Maybe, but as the 10 are holy, spiritual, and good as Paul tells us in Romans 7...
Well, anything God has said or done in the past, but which does not apply to us today, is still viewed as "holy, spiritual, and good." That would mean that animal sacrifices under an Aaronic/Levitical priesthood is still viewed as "good" today. It's just that it was "good in the time of its own particular covenant." Temple worship would still be viewed as "good in its time," even though it is no longer applicable today.
We need not find a "NT equivalent" to see it as something we are obeying today. The principles they represent are what we obey today. We don't follow a NT equivalent of a physical temple, as in a church building. We follow Christ as a completely different kind of temple, for example.
Paul is talking about maintaining the same mindset as that Israel had maintained under the Old Covenant, that he should be interested in pursuing whatever is still good for us today, namely the eternal Law of God, as opposed to the temporal Law of Moses.
If it had been good for Israel to obey the Sabbath Law under the Old Covenant, because prior to final redemption God saw fit to cause Israel to acknowledge a need to rest from theior works, then it is equally good today to acknowledge that the need for our works to be "limited" is no longer required due to the work of Christ which has brought us into God's eternal rest.
and as Jesus isn't against saying in Matt 19 that the 10 are necessary in order to enter life, and as the 10 are simply reflections of the two greatest, based on love as they are, and as the early churches always upheld them as necessary even while acknowledging that true obedience of them is only authentic and possible by the Spirit...
Jesus was speaking in Matt 19 while Israel was still under the Law of Moses. Just as today things are to be done by the heart and by the Spirit, so Israel at that time was to obey the commandments of the Law by the heart and by the Spirit.

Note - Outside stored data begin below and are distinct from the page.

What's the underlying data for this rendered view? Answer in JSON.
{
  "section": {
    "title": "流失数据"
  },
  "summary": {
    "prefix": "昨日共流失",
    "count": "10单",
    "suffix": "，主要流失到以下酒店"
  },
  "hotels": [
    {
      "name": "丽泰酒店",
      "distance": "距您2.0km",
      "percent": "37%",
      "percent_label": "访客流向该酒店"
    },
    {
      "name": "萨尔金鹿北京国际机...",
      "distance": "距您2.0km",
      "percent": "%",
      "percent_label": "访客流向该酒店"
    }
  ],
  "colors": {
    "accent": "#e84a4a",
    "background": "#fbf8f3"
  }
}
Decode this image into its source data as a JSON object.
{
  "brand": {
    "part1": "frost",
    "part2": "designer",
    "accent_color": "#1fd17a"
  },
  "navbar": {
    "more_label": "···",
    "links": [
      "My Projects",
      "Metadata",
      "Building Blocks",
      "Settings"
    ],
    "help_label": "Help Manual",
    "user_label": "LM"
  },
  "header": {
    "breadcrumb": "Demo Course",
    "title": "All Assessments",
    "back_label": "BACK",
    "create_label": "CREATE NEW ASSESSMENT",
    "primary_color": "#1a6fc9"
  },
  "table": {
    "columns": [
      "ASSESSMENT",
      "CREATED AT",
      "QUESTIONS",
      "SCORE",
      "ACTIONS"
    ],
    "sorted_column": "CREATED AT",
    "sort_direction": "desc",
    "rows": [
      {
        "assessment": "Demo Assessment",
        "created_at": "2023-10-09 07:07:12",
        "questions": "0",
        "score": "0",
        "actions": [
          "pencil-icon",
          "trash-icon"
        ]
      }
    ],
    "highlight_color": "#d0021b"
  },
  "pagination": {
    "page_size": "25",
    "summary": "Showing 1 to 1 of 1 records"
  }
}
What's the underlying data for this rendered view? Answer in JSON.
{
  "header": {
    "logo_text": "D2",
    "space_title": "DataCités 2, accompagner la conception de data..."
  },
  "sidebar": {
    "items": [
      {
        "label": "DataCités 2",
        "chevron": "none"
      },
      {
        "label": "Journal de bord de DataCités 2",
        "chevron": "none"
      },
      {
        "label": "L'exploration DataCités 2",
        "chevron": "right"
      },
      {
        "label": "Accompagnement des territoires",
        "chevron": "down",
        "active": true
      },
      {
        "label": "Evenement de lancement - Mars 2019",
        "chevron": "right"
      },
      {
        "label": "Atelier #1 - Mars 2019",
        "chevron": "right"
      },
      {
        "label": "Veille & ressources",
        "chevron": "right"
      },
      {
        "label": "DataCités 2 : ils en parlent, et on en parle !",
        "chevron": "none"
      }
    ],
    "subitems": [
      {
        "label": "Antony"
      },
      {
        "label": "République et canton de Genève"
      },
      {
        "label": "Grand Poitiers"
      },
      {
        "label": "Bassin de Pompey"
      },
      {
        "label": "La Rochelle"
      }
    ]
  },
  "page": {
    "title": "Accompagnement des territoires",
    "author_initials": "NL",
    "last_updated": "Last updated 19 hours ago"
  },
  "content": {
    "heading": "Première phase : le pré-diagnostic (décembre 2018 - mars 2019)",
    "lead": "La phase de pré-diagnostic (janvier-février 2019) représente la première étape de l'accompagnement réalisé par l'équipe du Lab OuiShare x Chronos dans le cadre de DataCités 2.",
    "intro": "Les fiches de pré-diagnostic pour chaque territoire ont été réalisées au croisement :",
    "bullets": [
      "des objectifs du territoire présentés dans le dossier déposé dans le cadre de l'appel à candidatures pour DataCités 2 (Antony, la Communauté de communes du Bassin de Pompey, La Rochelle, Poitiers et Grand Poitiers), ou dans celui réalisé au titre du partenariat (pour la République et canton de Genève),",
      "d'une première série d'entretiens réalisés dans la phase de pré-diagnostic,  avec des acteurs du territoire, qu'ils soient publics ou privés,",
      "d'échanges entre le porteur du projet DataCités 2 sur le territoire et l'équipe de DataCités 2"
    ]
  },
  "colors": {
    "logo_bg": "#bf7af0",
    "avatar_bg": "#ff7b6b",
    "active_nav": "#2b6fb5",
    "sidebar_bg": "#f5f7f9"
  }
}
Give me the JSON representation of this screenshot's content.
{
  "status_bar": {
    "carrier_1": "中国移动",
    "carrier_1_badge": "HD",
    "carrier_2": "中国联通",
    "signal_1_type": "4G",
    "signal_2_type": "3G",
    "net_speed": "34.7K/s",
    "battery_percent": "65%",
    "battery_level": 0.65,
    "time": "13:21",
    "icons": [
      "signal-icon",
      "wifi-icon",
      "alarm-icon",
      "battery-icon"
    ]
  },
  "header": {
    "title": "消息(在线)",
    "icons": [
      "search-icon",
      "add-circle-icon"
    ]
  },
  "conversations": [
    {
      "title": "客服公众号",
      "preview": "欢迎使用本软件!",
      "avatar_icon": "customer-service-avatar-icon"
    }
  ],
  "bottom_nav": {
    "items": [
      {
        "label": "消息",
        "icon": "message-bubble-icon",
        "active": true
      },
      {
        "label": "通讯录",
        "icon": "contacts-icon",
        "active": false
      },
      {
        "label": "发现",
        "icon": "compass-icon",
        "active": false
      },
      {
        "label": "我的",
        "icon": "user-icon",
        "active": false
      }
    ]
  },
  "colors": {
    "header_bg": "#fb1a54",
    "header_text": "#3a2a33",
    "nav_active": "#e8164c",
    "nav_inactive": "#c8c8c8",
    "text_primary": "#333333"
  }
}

The difference today, is that we don't see the Sabbath, the Temple worship, the sacrifices, and the Priesthood as the "good" that it was for Israel, pre-Redemption. They were all "good," as you say, at that time. But they are no longer "good" for us today, if it causes us to reject Christ's work in rendering those things unnecessary for our redemption.
, and, finally, since the early churches saw Sunday, the Lord's Day, as fulfilling the Sabbath obligation for rest and worship, still recognizing the need to set aside a day for acknowledgment and devotion to God, I kind of think It's good to understand that they are speaking of a true righteousness, while one that the law and the prophets testify to without being able to accomplish, that we still must live up to to but in a new way, and with a new day centered on the resurrection, now.
I think the replacement of Sabbath observance with Sunday worship was a failure to recognize that the moral principles of the 10 Commandments could be transferred into the New Covenant without transferring the Sabbath requirement as well. It may also have simply been a wish to transfer the Jewish tradition of a weekly rest day with something Christian. This Christians did with pagan holidays, as well, converting them into Christian traditions.